Le bon réflexe, s’agissant de la fertilisation en terrain sableux, c’est d’augmenter son pouvoir de rétention… Il faut donc penser « statut de la matière organique » de sa terre.
En effet, la capacité d’un sol à retenir les éléments fertilisants, est fonction de : Sa texture argileuse (faible par définition en terre sableuse, au contraire des sols argileux).

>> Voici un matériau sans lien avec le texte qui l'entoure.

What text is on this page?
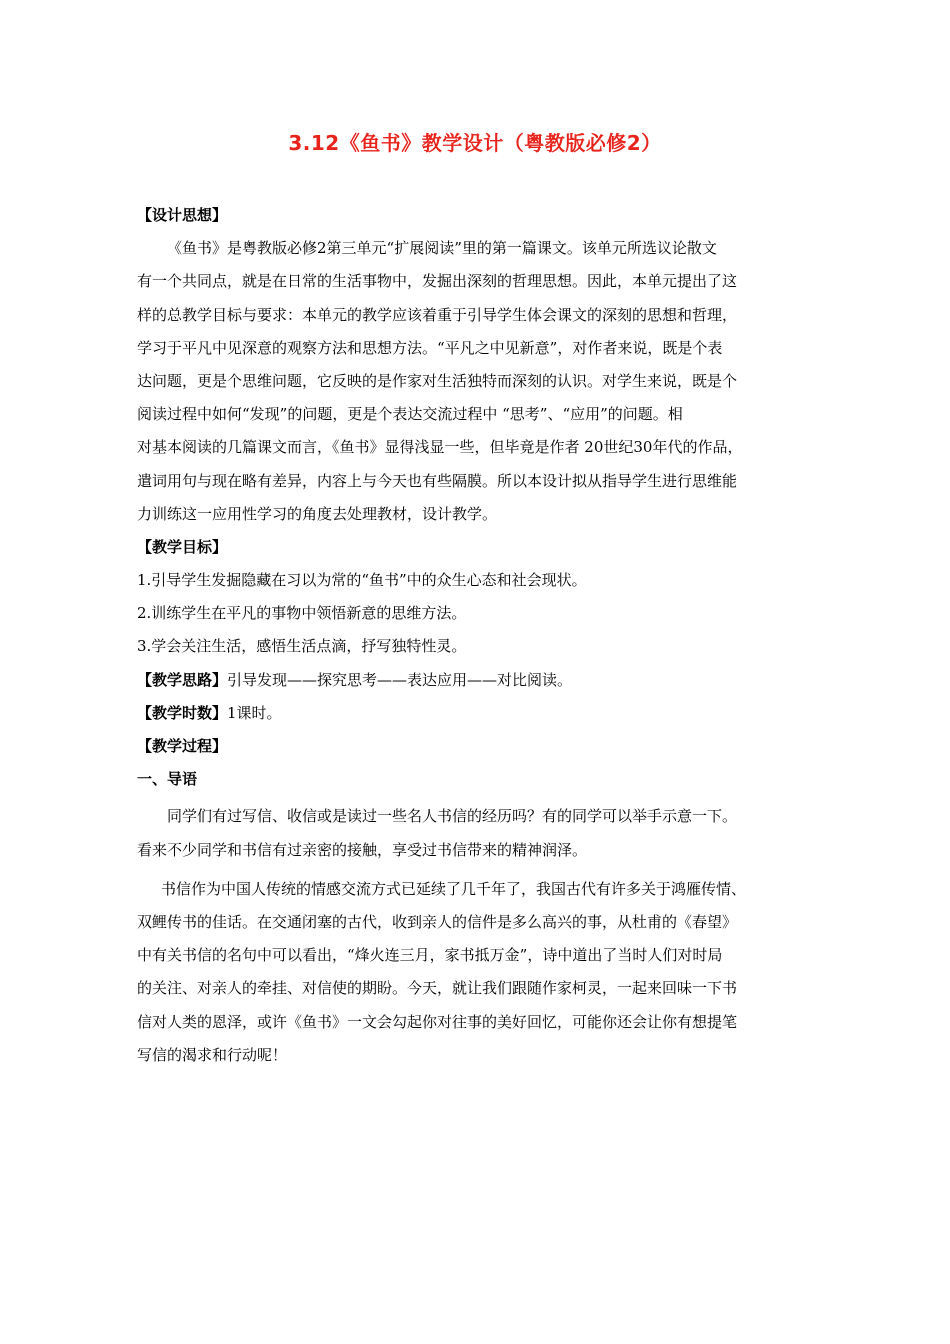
3.12《鱼书》教学设计（粤教版必修2）
【设计思想】
《鱼书》是粤教版必修2第三单元“扩展阅读”里的第一篇课文。该单元所选议论散文
有一个共同点，就是在日常的生活事物中，发掘出深刻的哲理思想。因此，本单元提出了这
样的总教学目标与要求：本单元的教学应该着重于引导学生体会课文的深刻的思想和哲理，
学习于平凡中见深意的观察方法和思想方法。“平凡之中见新意”，对作者来说，既是个表
达问题，更是个思维问题，它反映的是作家对生活独特而深刻的认识。对学生来说，既是个
阅读过程中如何“发现”的问题，更是个表达交流过程中 “思考”、“应用”的问题。相
对基本阅读的几篇课文而言，《鱼书》显得浅显一些，但毕竟是作者 20世纪30年代的作品，
遣词用句与现在略有差异，内容上与今天也有些隔膜。所以本设计拟从指导学生进行思维能
力训练这一应用性学习的角度去处理教材，设计教学。
【教学目标】
1.引导学生发掘隐藏在习以为常的“鱼书”中的众生心态和社会现状。
2.训练学生在平凡的事物中领悟新意的思维方法。
3.学会关注生活，感悟生活点滴，抒写独特性灵。
【教学思路】引导发现——探究思考——表达应用——对比阅读。
【教学时数】1课时。
【教学过程】
一、导语
同学们有过写信、收信或是读过一些名人书信的经历吗？有的同学可以举手示意一下。
看来不少同学和书信有过亲密的接触，享受过书信带来的精神润泽。
书信作为中国人传统的情感交流方式已延续了几千年了，我国古代有许多关于鸿雁传情、
双鲤传书的佳话。在交通闭塞的古代，收到亲人的信件是多么高兴的事，从杜甫的《春望》
中有关书信的名句中可以看出，“烽火连三月，家书抵万金”，诗中道出了当时人们对时局
的关注、对亲人的牵挂、对信使的期盼。今天，就让我们跟随作家柯灵，一起来回味一下书
信对人类的恩泽，或许《鱼书》一文会勾起你对往事的美好回忆，可能你还会让你有想提笔
写信的渴求和行动呢！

La quantité de matières organiques présentes, et de l’activité microbienne du sol.
On l’aura donc compris, rendre fertile un sol sableux, c’est : Le travailler le moins possible, et en tout état de cause, que de façon superficielle, afin de préserver l’équilibre de la vie du sol.
Favoriser cette vie du sol, en apportant régulièrement de la matière organique (compost, fumier, engrais verts, restitution au sol des résidus des cultures précédentes…), afin d’apporter aux écosystèmes à l’œuvre, de la matière organique à recycler en humus, mais aussi le « carburant » essentiel à son développement propre (chaînes carbonées, éléments catalyseurs…).
Augmenter le réservoir du sol et son activité biologique pour une meilleure rétention en eaux et en élément minéraux afin d’assurer la nutrition des plantes durant toute l’année.